We therefore believe that the reject score is not justified given the novelty of the proposed method and the significance of the results

作者回复

2024-08-07

We thank you for your comments for their comments! We would like to clarify the following important points:

[Main contribution] Our primary contribution is the elimination of the weakest point in LLM-based text-to-SQL methods: reasoning about database constraints. We propose utilizing powerful automated reasoner tools to perform such reasoning. To the best of our knowledge, none of the existing methods provide this capability, which is crucial for large databases with complex relationships.

[Database patterns] In this work, we assume that the text-to-SQL developer has to specify database patterns, like many-to-many, snowflake, lookup, etc. It is a reasonable assumption for many SaaS services where the service provider runs data analytics on behalf of customers, for example.

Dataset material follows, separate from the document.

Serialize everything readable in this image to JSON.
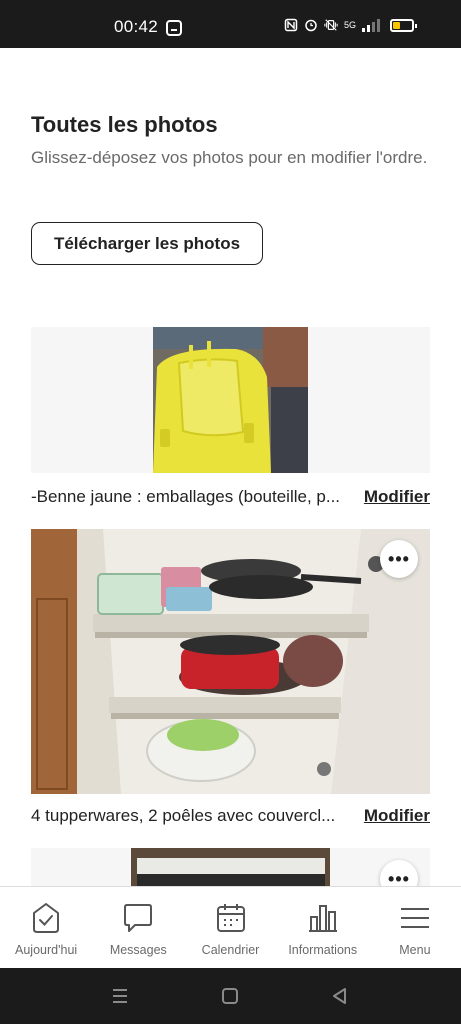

[Performance overhead] Our method does require solving CSP and building an intermediate view table. However, the overhead of both these steps is negligible in practice.

Solving CSP is very fast because it is a small and underconstrained model, which can be easily handled by any modern solver (in less than a second).
The view we build is not materialized. Instead, it serves as a sub-query to the final database query. This enables the database query planner to apply standard optimizations such as predicate pushdown to execute the final query efficiently.

We would like to emphasize that formal reasoning about a set of logical constraints will remain beyond reach of LLMs in the near future. For example, there is no evidence to suggest that LLMs can replace automated reasoners, such as SAT, SMT, and CSP solvers. Therefore, logical reasoning must be performed by specialized solvers for text2sql tools to be useful in practice.

最终决定Reject

2024-09-25

While the paper presents a novel approach to an important problem, the significant weaknesses in presentation, clarity, and some concerns about the technical depth and practical applicability of the method outweigh the strengths in the area of database constraint reasoning. Even though the authors argue that those issues can mostly be fixed with moderate effort, another round of reviews would be needed to assess whether such modifications meet the very high quality bar of NeurIPS. Given these issues, I recommend rejecting the paper.